KA-SD is a kind of SQL injection detection based on KMP and DFA string matching, which can effectively improve the detection rate and reduce false positives. It's still in development. It's public for others to contribute and improve it.
It defines a function 'validate_uname' that takes a username string as input and attempts to match it against a set of patterns stored in a CSV file. The pattern matching is performed using two different algorithms: the Knuth-Morris-Pratt (KMP) algorithm and the Deterministic Finite Automaton (DFA) algorithm.
The KMP algorithm is used to search for occurrences of the pattern within the username string. If a match is found, the starting index of the match is added to a list of initial points.
The DFA algorithm is used to validate the entire username string against the pattern. If a match is found, the starting index of the match is returned.
If any matching index is found using either algorithm, the function returns the input username. Otherwise, it returns None.
Note that the helper functions get_prefix_arr, KMP_String, DFA, getNextState, and computeTF are defined to support the pattern matching algorithms.
- The time complexity of get_prefix_arr() function is O(b), where b is the length of the pattern.
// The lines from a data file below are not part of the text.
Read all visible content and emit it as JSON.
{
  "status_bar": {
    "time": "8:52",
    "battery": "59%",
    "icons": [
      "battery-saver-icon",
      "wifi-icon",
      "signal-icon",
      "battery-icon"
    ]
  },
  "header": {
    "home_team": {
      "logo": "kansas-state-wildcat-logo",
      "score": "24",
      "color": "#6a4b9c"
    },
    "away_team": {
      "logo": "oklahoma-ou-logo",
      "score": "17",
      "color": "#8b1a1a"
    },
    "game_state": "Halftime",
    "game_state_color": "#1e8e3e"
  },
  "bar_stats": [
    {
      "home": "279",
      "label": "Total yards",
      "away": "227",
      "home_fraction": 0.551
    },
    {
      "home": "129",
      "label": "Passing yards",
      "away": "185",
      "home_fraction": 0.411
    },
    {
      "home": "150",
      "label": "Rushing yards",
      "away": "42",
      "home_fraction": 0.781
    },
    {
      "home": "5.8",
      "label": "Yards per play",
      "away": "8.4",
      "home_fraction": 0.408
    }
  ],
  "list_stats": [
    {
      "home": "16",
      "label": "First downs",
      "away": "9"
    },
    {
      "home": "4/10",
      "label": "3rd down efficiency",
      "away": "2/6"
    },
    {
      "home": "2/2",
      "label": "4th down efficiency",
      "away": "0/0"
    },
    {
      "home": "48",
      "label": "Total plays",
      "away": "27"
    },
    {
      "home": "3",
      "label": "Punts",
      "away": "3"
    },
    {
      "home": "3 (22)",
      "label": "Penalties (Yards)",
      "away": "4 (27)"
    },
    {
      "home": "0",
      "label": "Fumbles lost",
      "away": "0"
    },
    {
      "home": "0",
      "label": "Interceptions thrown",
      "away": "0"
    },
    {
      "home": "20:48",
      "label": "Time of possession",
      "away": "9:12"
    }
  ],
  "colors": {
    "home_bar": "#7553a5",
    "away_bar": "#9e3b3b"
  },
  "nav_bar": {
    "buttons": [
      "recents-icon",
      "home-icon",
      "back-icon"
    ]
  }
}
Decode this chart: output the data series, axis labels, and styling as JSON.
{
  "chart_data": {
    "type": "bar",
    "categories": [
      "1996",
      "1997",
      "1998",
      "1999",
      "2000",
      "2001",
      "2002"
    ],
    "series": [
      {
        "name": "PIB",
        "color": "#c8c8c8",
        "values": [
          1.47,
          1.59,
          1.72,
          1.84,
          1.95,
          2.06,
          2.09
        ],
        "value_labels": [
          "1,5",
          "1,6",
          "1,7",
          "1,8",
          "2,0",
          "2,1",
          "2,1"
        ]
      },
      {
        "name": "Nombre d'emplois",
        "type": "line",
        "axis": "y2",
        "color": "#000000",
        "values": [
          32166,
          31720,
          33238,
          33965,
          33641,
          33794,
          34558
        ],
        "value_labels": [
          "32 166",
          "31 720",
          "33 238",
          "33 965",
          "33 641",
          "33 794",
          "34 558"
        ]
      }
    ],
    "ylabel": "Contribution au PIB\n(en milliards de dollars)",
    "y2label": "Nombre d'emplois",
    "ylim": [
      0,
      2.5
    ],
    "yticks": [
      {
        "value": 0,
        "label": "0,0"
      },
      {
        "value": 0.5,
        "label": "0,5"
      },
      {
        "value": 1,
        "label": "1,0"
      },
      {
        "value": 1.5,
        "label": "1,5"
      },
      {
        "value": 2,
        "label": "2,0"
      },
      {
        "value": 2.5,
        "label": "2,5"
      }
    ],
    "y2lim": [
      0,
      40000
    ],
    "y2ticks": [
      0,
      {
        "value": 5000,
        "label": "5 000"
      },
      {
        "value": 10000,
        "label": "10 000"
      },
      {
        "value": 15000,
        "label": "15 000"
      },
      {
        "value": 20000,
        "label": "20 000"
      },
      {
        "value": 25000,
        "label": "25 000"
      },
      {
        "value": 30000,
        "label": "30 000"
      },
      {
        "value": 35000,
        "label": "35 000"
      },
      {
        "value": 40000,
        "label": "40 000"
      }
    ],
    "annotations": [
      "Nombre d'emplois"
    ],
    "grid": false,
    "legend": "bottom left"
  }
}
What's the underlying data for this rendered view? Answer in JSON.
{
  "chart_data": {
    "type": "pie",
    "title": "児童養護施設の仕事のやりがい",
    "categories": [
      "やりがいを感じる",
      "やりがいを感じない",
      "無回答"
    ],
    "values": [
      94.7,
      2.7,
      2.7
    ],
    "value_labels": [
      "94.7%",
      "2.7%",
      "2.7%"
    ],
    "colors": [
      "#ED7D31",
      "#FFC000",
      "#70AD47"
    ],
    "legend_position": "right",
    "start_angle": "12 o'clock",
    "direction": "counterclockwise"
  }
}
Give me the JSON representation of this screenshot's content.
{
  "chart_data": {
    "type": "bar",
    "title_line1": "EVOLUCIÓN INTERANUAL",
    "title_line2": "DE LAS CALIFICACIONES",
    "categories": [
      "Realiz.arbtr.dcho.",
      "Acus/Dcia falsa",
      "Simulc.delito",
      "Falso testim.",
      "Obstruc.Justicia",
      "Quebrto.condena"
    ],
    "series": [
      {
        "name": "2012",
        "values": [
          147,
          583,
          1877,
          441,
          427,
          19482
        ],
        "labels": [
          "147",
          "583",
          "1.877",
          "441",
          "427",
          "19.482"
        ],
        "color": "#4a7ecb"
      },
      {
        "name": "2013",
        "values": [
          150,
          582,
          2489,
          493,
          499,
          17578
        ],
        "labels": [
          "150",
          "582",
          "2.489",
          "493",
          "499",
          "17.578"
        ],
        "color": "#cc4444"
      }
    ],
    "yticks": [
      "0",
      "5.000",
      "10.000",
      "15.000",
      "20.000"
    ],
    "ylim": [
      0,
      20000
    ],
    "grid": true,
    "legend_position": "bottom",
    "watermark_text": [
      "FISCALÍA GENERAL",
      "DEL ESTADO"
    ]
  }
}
- The time complexity of KMP_String() function is O(a+b), where a is the length of the text and b is the length of the pattern.
- The time complexity of computeTF() function is O(M*NO_OF_CHARS), where M is the length of the pattern and NO_OF_CHARS is the number of unique characters in the input alphabet.
- The time complexity of getNextState() function is O(M), where M is the length of the pattern.
Therefore, the overall time complexity of the program is O(n * (a+b+M*NO_OF_CHARS)), where n is the number of patterns, a is the length of the text, b is the length of the pattern, and M is the length of the longest pattern.